Peter: The Bold Man Who Learned the Boldness of Servant Leadership
Peter and Paul are two of the most influential members of the early Christian Church. Peter was a bold fisherman who wasn’t afraid to yell out his answers or cut off the ear of someone who was in a group bothering his teacher.
Paul was a Pharisee who, in his strict dedication to prove himself himself right, approved the stoning and capture of other Jews who did not believe in the same Messiah that Peter did.
Yet, Jesus called them both on the same path…but in radically different ways..and ended up at the same level of peace.
For Peter, the journey was one of identity.
Peter knew who he was-a Jewish fisherman who believed boldly with his heart that Jesus was the Chosen One…..but he had a lot to learn.
Throughout His time, Jesus would teach Peter that His Way involved a boldness that Peter never knew. It required a boldness to forgive radically, to act with a miracle-producing faith, and to love people that didn’t look or act like he expected.
This is what Jesus alluded to in John 21:18 (NIV):
Very truly I tell you, when you were younger you dressed yourself and went where you wanted; but when you are old you will stretch out your hands, and someone else will dress you and lead you where you do not want to go.”
Jesus knew what kind of man Peter was: indepedent, bold, and stubborn…but He knew that Peter’s potential was bigger than that.
And he was.
Peter, a fisherman by trade ended up the leader of a church movement that changed the world. He performed miracles, had letters written that have survived thousands of years, and has become an instrumental leader in growing the Church that Jesus started.
And he achieved a level of peace so that he could say this:
But even if you should suffer for what is right, you are blessed. “Do not fear their threats; do not be frightened.” (1 Peter 3:14)
Paul: A Bold Man Who Learned Control is in God’s Hand
For Paul, the lesson was of control. Paul knew what he wanted, but he didn’t know that his way wasn’t the God wanted him to serve.
Jesus alluded to this in Acts 9:16 (NIV):
I will show him how much he must suffer for my name.”
When Paul turned to Jesus, his life was turned upside down.
One thing we notice about Paul is control. Paul described himself as a “Hebrew of the the Hebrews” in Phillipians 3:5, someone trained in the strictest form of Jewish spiritual law. In other words, Paul believed that he could control his way to God by “being strict enough”.
In an ironic twist, Jesus flipped this around.
After becoming a Christian, Saul (who changed his name to Paul) was arrested by other Jews in his community for “not being strict enough” with non-Jewish converts ((Acts 21:27–28)
When the seven days were nearly over, some Jews from the province of Asia saw Paul at the temple. They stirred up the whole crowd and seized him, shouting, “Fellow Israelites, help us! This is the man who teaches everyone everywhere against our people and our law and this place. And besides, he has brought Greeks into the temple and defiled this holy place.”

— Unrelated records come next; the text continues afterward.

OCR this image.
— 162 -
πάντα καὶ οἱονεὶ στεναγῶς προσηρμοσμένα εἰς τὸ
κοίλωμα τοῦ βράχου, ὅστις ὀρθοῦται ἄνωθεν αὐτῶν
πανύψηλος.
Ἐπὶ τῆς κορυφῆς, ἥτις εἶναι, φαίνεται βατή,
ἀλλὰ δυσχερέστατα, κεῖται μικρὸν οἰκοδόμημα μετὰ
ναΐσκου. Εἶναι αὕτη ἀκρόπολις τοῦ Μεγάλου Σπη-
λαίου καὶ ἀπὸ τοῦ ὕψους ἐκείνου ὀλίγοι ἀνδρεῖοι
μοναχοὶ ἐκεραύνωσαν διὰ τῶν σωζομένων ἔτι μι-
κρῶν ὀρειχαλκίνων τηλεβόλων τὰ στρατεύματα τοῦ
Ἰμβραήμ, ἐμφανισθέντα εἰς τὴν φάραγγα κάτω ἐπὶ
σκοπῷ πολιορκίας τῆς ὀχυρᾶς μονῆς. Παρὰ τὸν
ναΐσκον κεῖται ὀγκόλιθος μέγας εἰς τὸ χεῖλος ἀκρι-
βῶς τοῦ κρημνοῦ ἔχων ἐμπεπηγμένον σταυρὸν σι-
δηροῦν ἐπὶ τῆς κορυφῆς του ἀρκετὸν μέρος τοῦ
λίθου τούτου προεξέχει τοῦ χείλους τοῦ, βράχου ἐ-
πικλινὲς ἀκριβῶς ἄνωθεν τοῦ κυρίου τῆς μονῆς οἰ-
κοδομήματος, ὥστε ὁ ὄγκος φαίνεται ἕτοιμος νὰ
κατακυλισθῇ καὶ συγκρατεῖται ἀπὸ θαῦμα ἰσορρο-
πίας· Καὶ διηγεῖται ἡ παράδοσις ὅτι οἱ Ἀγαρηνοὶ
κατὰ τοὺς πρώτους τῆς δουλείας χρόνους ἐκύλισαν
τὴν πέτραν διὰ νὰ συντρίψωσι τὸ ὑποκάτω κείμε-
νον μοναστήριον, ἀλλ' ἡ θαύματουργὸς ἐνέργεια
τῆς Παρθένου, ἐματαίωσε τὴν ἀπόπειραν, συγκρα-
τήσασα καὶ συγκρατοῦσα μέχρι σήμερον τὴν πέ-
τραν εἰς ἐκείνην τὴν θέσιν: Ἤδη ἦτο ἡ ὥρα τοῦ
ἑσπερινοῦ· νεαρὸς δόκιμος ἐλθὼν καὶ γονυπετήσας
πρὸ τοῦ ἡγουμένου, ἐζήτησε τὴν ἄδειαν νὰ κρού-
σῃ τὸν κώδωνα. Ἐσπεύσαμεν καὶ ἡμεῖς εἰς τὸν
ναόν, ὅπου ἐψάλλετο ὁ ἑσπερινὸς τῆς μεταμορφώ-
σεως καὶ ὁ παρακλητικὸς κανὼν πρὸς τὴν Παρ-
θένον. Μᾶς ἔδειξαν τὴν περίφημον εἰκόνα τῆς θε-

But even in this, Paul achieved more than he ever thought possible.
Instead of being someone who was known in his society, but forgotten by history, Paul’s writing in the New Testament survived thousands of years (and are with us today) and his influence (both in church leadership and outreach) transformed and expanded Christianity beyond anything anyone had ever seen.
As a result of his challenges, Paul learned to be comfortable with not being in control….and he found peace.
As Paul himself said:
“However, I consider my life worth nothing to me; my only aim is to finish the race and complete the task the Lord Jesus has given me — the task of testifying to the good news of God’s grace. (Acts 20:24).
So, in the end…both men with strong personalities became more…but it wasn’t solely because of their own efforts. With Jesus Christ, they achieved things that they never even dreamed about.
And that is the lesson for us:
No matter how strong a personality we think we have, no matter how fixed we think out life, Jesus has a way of taking that…. and transforming that in a way into something we never thought possible. …and achieve a peace we never thought we could ever have.